Address the quality of life issues, sick days, etc...
point out the rigid schedule, eating when not hungry, not eating when
hungry, problems with adolescence, etc... Mention the cost of ER
visits for low blood sugar epsiodes caused by long term insulins. Make
sure you GO to the ER for these problems. Might as well sock it to
'em. I know it is not convenient to do this, but it may be necessary
to motivate the insurance company.
Consider talking to your attorney and the insurance commissioners
office about the insurance company not living up to it's contractual
obligations to provide medical care for your child. Insulin pumps
have been around for over 20 years. They standard treatment for
diabetes care and represent the "gold standard" for such treatment.
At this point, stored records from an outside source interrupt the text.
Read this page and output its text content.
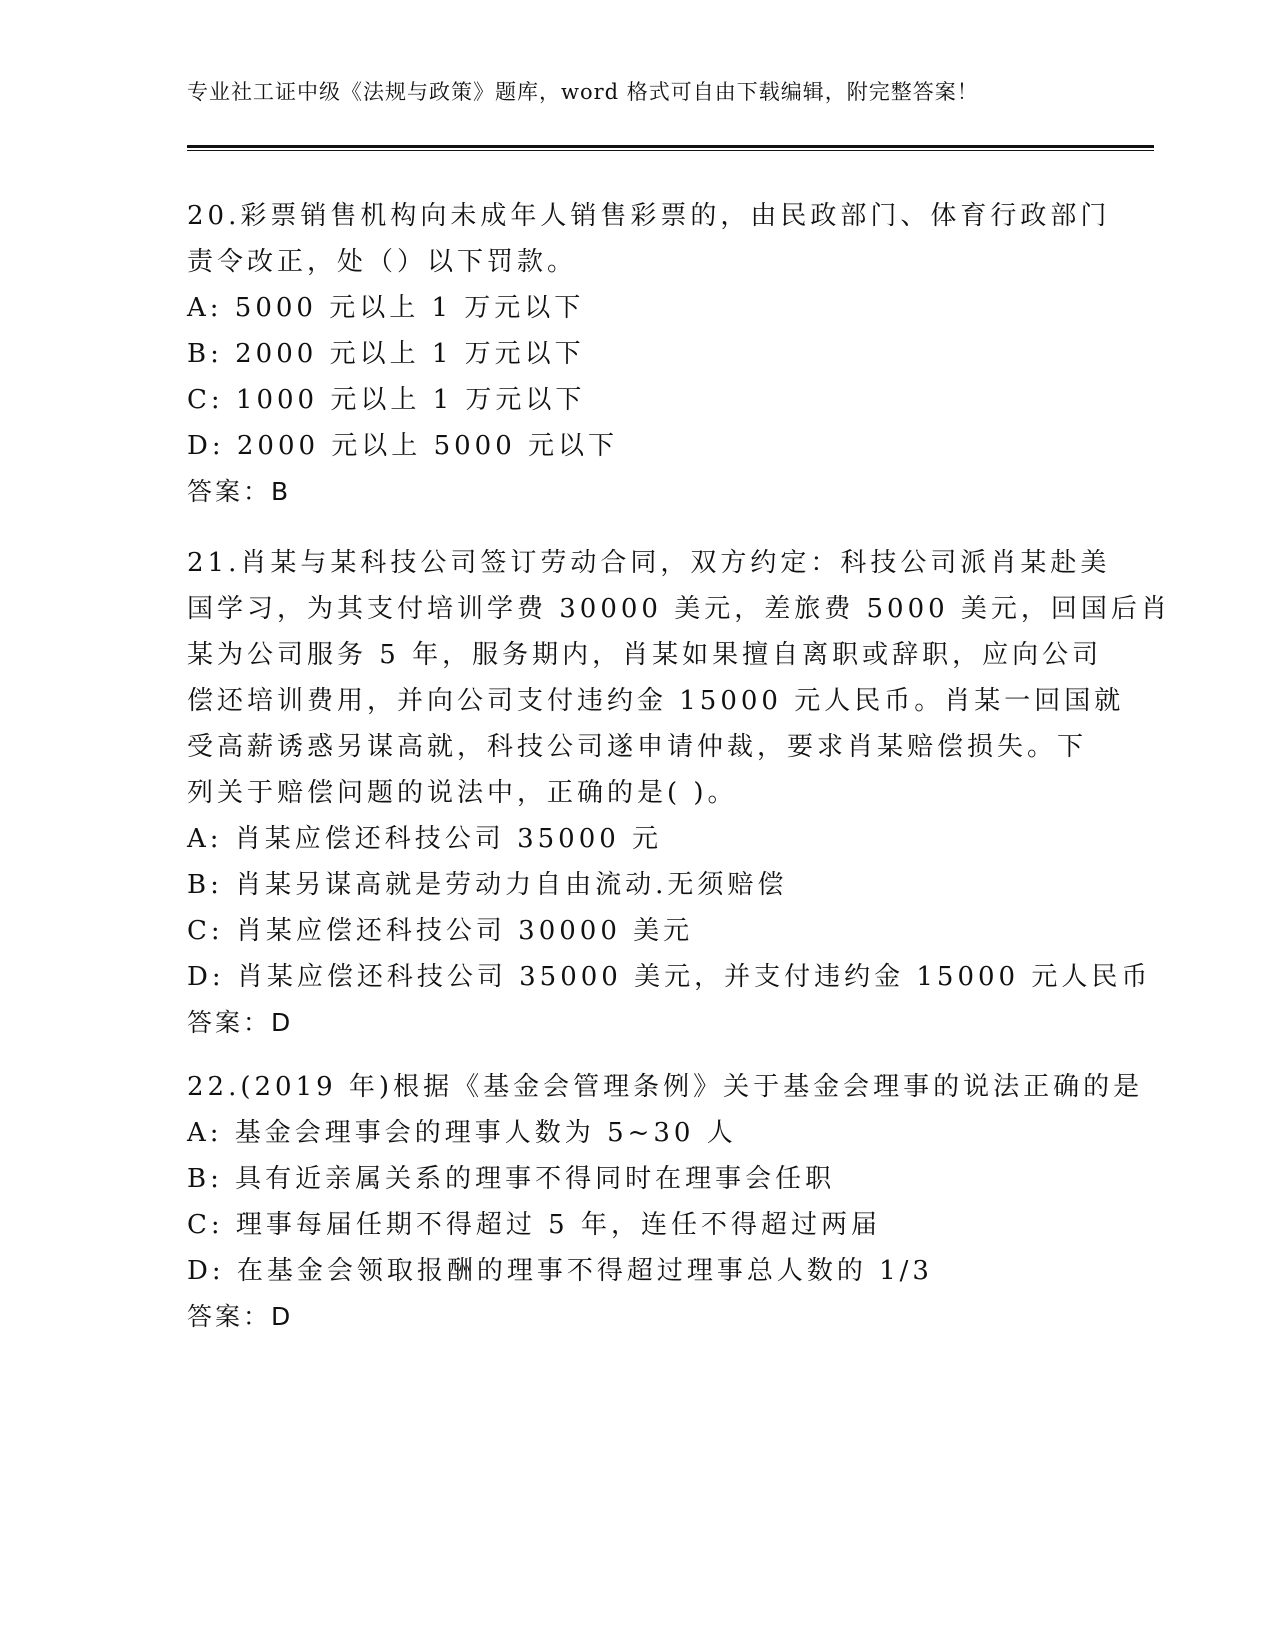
专业社工证中级《法规与政策》题库，word 格式可自由下载编辑，附完整答案！
20.彩票销售机构向未成年人销售彩票的，由民政部门、体育行政部门
责令改正，处（）以下罚款。
A: 5000 元以上 1 万元以下
B: 2000 元以上 1 万元以下
C: 1000 元以上 1 万元以下
D: 2000 元以上 5000 元以下
答案：B
21.肖某与某科技公司签订劳动合同，双方约定：科技公司派肖某赴美
国学习，为其支付培训学费 30000 美元，差旅费 5000 美元，回国后肖
某为公司服务 5 年，服务期内，肖某如果擅自离职或辞职，应向公司
偿还培训费用，并向公司支付违约金 15000 元人民币。肖某一回国就
受高薪诱惑另谋高就，科技公司遂申请仲裁，要求肖某赔偿损失。下
列关于赔偿问题的说法中，正确的是( )。
A: 肖某应偿还科技公司 35000 元
B: 肖某另谋高就是劳动力自由流动.无须赔偿
C: 肖某应偿还科技公司 30000 美元
D: 肖某应偿还科技公司 35000 美元，并支付违约金 15000 元人民币
答案：D
22.(2019 年)根据《基金会管理条例》关于基金会理事的说法正确的是
A: 基金会理事会的理事人数为 5~30 人
B: 具有近亲属关系的理事不得同时在理事会任职
C: 理事每届任期不得超过 5 年，连任不得超过两届
D: 在基金会领取报酬的理事不得超过理事总人数的 1/3
答案：D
Is there a ligitimate reason for refusal of care that is
At some point in time after you have been reasonably polite, start the
appeals process. Even if this process is denied, continue at that
point to contact the medical director for the insurance company and
re-start the process. You must use the "wooden leg" story, all the
economic arguments on reduced complications, cite the results from the
DCCT, etc... They'll eventually cave in. Keep up the faith, attack,
BTW, the wooden leg story is: Postulate that you lose your leg in an
accident. You contact your insurance company to arrange for coverage
of a prosthetic leg which is covered under durable medical equipment
and they deny coverage and mail you a wooden peg leg. Their argument
is that "you can get by with that". Question? Would you accept that
based on the policy language and your payment to them? Of course not!
The policy does not say they are required to provide you with a modern
prosthetic appliance, however, it IS common medical practice. There is
no difference with an Insulin Pump.
Many of the list members have faced similar problems and there MAY
actually be someone who has the same insurance carrier. This has
occured a couple of times already and proves most embarassing to the
insurance company when someone they have denied can point to another
policy holder that has been granted coverage. Even if this is not the
case, you will find the support helpful. There will be many more
ideas than the ones I have presented. Don't give up, you will win!